Home > Ephemeris Program, Venus > 01/12/17 – Ephemeris – Venus is at greatest eastern elongation today

01/12/17 – Ephemeris – Venus is at greatest eastern elongation today

January 12, 2017

Ephemeris for Thursday, January 12th.  The Sun will rise at 8:17.  It’ll be up for 9 hours and 7 minutes, setting at 5:25.  The Moon, at full today, will rise at 6:04 this evening.

Today, around 8 a.m. the planet Venus will reach its greatest eastern elongation from the Sun. What that means in simple terms is that Venus will appear as far east of the Sun that it can get.  The angle between it and the Sun will be 47.1 degrees.  Venus, like Mercury orbits the Sun inside the Earth’s orbit, so is always seen close to the Sun.  In telescopes Venus will look like a tiny half illuminated orb, like a first quarter Moon.  That’s for the same reason.  The Sun is illuminating half of the side we can see.  Venus is  moving directly toward us now, at a distance of 63 million miles (102 million km).    As Venus approaches us, it will grow in size in telescopes, becoming larger in appearance than Jupiter the largest planet.  It will leave the evening sky, passing between the Earth and the Sun, only 26 million miles away on March 25th.

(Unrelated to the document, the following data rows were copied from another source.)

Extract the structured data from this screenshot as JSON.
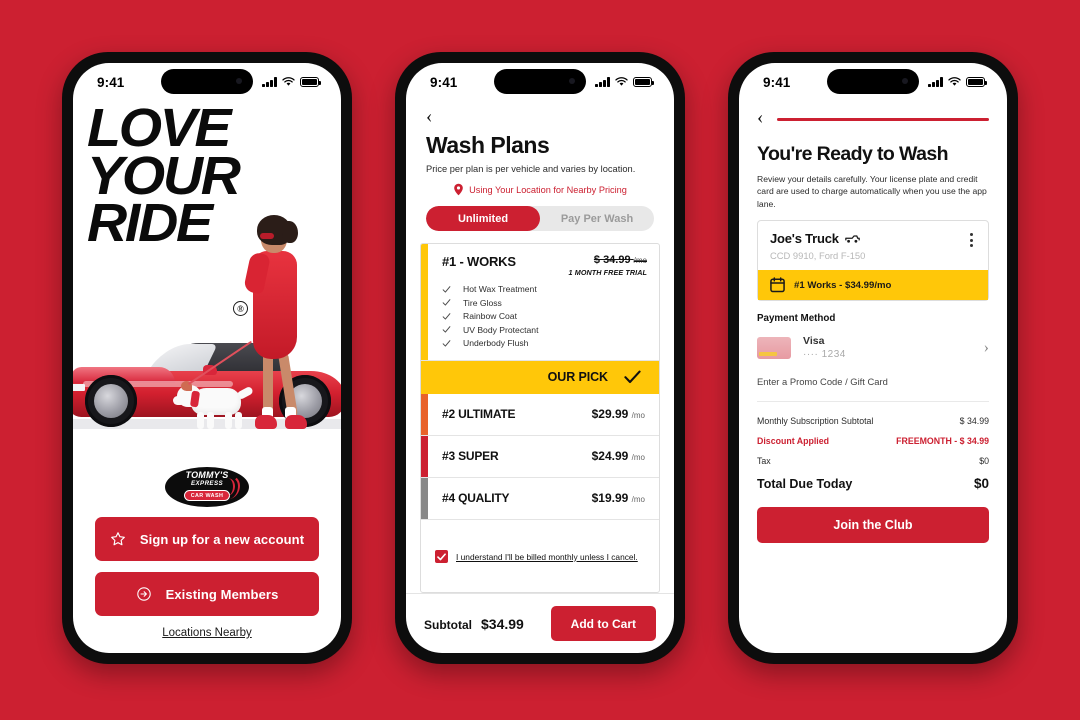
{
  "background_color": "#CC2031",
  "brand": {
    "primary_red": "#CC2031",
    "accent_yellow": "#FFC709",
    "logo_line1": "TOMMY'S",
    "logo_line2": "EXPRESS",
    "logo_pill": "CAR WASH"
  },
  "status_bar": {
    "time": "9:41",
    "signal_icon": "cellular-bars-icon",
    "wifi_icon": "wifi-icon",
    "battery_icon": "battery-icon"
  },
  "phone1": {
    "hero": {
      "line1": "LOVE",
      "line2": "YOUR",
      "line3": "RIDE",
      "registered_mark": "®",
      "image_alt": "red-convertible-with-woman-and-dog"
    },
    "signup_button": "Sign up for a new account",
    "signup_icon": "star-icon",
    "members_button": "Existing Members",
    "members_icon": "login-arrow-icon",
    "locations_link": "Locations Nearby"
  },
  "phone2": {
    "back_icon": "chevron-left-icon",
    "title": "Wash Plans",
    "subtitle": "Price per plan is per vehicle and varies by location.",
    "location_icon": "map-pin-icon",
    "location_note": "Using Your Location for Nearby Pricing",
    "segments": [
      {
        "label": "Unlimited",
        "selected": true
      },
      {
        "label": "Pay Per Wash",
        "selected": false
      }
    ],
    "featured_plan": {
      "name": "#1 - WORKS",
      "price_struck": "$ 34.99",
      "price_unit": "/mo",
      "trial_note": "1 MONTH FREE TRIAL",
      "stripe_color": "#FFC709",
      "features": [
        "Hot Wax Treatment",
        "Tire Gloss",
        "Rainbow Coat",
        "UV Body Protectant",
        "Underbody Flush"
      ],
      "banner_label": "OUR PICK",
      "banner_icon": "check-icon"
    },
    "plans": [
      {
        "name": "#2 ULTIMATE",
        "price": "$29.99",
        "unit": "/mo",
        "stripe_color": "#E8622A"
      },
      {
        "name": "#3 SUPER",
        "price": "$24.99",
        "unit": "/mo",
        "stripe_color": "#CC2031"
      },
      {
        "name": "#4 QUALITY",
        "price": "$19.99",
        "unit": "/mo",
        "stripe_color": "#888888"
      }
    ],
    "acknowledgement": {
      "checked": true,
      "label": "I understand I'll be billed monthly unless I cancel."
    },
    "footer": {
      "subtotal_label": "Subtotal",
      "subtotal_value": "$34.99",
      "cart_button": "Add to Cart"
    }
  },
  "phone3": {
    "back_icon": "chevron-left-icon",
    "progress_percent": 100,
    "title": "You're Ready to Wash",
    "subtitle": "Review your details carefully. Your license plate and credit card are used to charge automatically when you use the app lane.",
    "vehicle": {
      "name": "Joe's Truck",
      "vehicle_icon": "truck-icon",
      "details": "CCD 9910, Ford F-150",
      "menu_icon": "kebab-menu-icon",
      "plan_icon": "calendar-icon",
      "plan_banner": "#1 Works - $34.99/mo"
    },
    "payment": {
      "section_title": "Payment Method",
      "card_icon": "visa-card-icon",
      "brand": "Visa",
      "last4": "···· 1234",
      "chevron_icon": "chevron-right-icon"
    },
    "promo_label": "Enter a Promo Code / Gift Card",
    "totals": [
      {
        "key": "Monthly Subscription Subtotal",
        "value": "$ 34.99",
        "discount": false
      },
      {
        "key": "Discount Applied",
        "value": "FREEMONTH - $ 34.99",
        "discount": true
      },
      {
        "key": "Tax",
        "value": "$0",
        "discount": false
      }
    ],
    "grand_total": {
      "key": "Total Due Today",
      "value": "$0"
    },
    "join_button": "Join the Club"
  }
}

Times are for the Traverse City/Interlochen area of Michigan. They may be different for your location.


Venus in our sky

Venus at 5:30 p.m. January 12, 2017 also displaying its orbit. Created using Stellarium.

Telescopic Venus

Venus in a telescope showing it half illuminated at greatest eastern elongation. Created using Stellarium.

There’s an odd phase effect called the “Venus Dichotomy” where at the instant of greatest elongation that Venus’ phase is not exactly half illuminated.  Half phase may differ by several hours.  The actual time of greatest eastern elongation according to NASA’s SKYCAL Calendar at https://eclipse.gsfc.nasa.gov/SKYCAL/SKYCAL.html is January 12 at 7:59 a.m. EST or 12:59 UT.

Inner solar system

Inner solar system showing the relationship of Venus and the Earth. At greatest elongation The angle between Venus-Sun line and Venus-Earth line is 90 degrees. which is why Venus shows as half illuminated. Created using the application NASA’s Eyes.

Note that the chart above also shows NASA’s inner solar system missions.  To download the app, created by the Jet Propulsion Laboratory (JPL), go to https://eyes.nasa.gov/.  Use it to follow the progress of NASA solar system missions.

  1. Jack Anderson
    January 12, 2017 at 9:31 am

    Is there a filter I can use on my SCT to see through all these clouds? Yuk yuk!

    • January 12, 2017 at 9:33 pm

      The solution is to move to the west side of Lake Michigan. It’s clearer but colder over there. Either that or a dew shield for your scope that’s a mile long. But it’s clear tonight! Notice that the Moon is full. Seems there are more clear nights when the Moon is full than any other time of the month in the winter time. Odd.